26.08.2021 - 11:58

Berlin plant einen Ladepunkt je zehn E-Autos

Das Berliner Abgeordnetenhaus hat das Energiewendegesetz überarbeitet und neue Vorgaben auf dem Weg zur Klimaneutralität gemacht. Das betrifft auch die E-Mobilität: Die Ladeinfrastruktur für Elektrofahrzeuge soll weiter ausgebaut werden.

Ziel ist, dass in Berlin bis 2030 mindestens ein Ladepunkt für je zehn zugelassene E-Fahrzeuge vorhanden ist.

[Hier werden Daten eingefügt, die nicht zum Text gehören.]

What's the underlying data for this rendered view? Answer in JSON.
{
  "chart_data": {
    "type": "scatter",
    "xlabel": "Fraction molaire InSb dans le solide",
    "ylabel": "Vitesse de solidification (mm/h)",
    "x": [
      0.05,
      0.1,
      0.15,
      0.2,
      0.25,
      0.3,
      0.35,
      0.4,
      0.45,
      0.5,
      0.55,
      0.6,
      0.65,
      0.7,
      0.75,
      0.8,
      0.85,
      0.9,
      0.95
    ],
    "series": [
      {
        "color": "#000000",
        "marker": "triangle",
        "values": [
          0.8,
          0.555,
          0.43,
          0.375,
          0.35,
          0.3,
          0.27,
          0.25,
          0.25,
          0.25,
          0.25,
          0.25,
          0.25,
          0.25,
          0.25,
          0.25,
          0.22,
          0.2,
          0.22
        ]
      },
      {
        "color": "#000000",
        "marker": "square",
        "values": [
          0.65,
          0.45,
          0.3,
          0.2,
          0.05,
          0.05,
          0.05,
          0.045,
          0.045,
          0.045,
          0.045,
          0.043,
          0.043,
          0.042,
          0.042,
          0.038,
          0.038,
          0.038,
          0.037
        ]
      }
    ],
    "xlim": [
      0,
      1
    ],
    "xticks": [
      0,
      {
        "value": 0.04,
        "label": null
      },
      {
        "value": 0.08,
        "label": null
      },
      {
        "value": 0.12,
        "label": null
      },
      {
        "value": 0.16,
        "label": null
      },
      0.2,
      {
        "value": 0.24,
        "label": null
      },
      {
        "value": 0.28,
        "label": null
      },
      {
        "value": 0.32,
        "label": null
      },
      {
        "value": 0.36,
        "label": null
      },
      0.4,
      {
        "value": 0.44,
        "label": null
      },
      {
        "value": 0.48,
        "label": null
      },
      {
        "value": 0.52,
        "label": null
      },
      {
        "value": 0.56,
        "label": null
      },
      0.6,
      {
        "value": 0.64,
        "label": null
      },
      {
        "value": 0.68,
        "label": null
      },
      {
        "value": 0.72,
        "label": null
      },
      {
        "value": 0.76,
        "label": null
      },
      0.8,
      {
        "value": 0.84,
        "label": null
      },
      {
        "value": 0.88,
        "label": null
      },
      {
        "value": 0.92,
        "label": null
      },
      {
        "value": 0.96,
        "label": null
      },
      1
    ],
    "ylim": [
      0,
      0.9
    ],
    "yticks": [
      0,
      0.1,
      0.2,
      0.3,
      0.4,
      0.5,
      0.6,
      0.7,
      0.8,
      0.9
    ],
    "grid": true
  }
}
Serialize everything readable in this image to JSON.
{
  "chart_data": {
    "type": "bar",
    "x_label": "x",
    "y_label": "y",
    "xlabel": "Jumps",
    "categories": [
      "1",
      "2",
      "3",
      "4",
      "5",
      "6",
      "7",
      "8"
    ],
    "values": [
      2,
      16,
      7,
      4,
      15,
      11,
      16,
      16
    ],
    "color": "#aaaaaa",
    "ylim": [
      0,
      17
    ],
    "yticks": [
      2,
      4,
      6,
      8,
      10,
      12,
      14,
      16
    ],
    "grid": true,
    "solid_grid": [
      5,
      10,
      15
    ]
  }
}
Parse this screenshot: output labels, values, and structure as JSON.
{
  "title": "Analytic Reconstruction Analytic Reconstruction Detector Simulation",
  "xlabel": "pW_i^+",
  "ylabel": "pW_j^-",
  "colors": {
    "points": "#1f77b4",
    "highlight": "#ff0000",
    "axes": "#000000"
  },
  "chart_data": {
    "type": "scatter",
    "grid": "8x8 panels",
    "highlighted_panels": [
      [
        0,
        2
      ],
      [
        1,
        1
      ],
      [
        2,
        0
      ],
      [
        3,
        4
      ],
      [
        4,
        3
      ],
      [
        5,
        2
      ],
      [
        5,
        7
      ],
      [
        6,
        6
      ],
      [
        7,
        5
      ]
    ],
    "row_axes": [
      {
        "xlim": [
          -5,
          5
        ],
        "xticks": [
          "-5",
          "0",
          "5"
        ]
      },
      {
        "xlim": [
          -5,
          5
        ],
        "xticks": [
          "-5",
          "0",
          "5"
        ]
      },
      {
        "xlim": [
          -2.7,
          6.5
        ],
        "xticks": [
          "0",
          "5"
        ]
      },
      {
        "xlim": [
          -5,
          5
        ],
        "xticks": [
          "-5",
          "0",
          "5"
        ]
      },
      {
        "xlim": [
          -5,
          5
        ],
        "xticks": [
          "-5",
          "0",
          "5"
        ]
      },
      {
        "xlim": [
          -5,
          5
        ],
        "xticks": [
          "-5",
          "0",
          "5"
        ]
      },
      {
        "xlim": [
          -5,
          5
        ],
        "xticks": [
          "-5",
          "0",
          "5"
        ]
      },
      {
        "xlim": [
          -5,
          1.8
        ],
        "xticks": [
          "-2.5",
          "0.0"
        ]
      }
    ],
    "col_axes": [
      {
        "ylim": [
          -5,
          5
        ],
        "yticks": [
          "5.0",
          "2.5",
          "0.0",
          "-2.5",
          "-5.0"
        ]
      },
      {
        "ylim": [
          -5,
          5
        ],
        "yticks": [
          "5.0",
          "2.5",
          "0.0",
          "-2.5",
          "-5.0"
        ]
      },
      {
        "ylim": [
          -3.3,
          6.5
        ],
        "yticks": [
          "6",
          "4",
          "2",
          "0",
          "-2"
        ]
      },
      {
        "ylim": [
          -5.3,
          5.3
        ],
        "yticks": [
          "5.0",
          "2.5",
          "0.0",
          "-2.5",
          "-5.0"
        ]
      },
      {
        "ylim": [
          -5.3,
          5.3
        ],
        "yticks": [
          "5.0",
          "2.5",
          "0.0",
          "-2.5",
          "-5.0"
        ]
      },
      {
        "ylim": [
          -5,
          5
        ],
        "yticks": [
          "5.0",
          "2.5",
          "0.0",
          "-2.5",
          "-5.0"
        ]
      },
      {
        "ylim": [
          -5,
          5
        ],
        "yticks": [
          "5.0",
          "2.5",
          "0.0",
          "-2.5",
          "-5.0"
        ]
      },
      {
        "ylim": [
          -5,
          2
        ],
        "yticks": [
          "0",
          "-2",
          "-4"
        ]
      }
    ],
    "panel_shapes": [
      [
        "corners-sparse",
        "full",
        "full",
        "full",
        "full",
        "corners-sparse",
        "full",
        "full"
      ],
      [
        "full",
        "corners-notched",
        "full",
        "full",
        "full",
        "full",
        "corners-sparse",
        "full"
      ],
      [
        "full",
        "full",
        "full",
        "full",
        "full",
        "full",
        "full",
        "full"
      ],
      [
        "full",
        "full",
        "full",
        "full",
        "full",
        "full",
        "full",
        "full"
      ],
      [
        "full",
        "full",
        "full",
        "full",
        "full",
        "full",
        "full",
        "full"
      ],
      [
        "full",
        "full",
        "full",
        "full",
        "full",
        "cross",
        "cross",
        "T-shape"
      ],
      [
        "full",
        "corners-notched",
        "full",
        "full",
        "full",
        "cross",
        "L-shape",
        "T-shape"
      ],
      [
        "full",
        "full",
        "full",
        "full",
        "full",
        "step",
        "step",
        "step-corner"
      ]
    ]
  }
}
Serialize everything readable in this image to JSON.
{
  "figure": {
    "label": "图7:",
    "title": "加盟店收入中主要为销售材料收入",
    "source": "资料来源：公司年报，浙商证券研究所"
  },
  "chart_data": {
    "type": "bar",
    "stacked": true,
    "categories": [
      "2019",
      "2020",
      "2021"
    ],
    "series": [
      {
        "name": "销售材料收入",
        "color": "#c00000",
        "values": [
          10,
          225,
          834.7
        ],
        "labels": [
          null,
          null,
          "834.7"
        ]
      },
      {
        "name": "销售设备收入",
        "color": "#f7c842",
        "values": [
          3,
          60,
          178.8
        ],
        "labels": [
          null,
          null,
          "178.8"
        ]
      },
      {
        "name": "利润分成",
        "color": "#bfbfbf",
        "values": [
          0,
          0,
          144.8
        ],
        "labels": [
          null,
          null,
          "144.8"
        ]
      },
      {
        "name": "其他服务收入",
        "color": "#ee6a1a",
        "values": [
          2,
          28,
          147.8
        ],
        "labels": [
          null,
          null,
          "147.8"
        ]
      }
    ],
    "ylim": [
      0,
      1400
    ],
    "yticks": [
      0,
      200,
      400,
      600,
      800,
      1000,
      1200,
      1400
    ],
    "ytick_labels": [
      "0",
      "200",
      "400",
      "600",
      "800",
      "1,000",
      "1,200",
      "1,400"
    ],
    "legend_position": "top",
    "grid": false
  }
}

Bis 2025 soll dieses Ziel zu mindestens 30 Prozent erreicht sein. „Der Aufbau im öffentlichen Raum erfolgt im Auftrag des Landes Berlin nach den Maßgaben einer einheitlichen, diskriminierungsfrei zugänglichen Ladeinfrastruktur und berücksichtigt dabei die Entwicklung des Ausbaus von Ladeeinrichtungen im privaten Raum“, heißt es auf Seite 8 des Gesetzes. Dem Abgeordnetenhaus sei jährlich über den Ausbau zu berichten.

Als weitere Voraussetzung wird in dem Energiewendegesetz festgehalten, dass nur „Ladeeinrichtungen öffentlich gebaut bzw. gefördert“ werden, wenn an diesen ausschließlich regenerativ erzeugter Strom angeboten werde.

Dem Aufbau der Ladeinfrastruktur kommt noch eine weitere Rolle zu: Die angepeilte Umstellung der von der öffentlichen Hand genutzten Flotten kann laut dem Gesetz verzögert werden, „solange und soweit erforderliche Ladeinfrastruktur nicht rechtzeitig zur Verfügung steht“.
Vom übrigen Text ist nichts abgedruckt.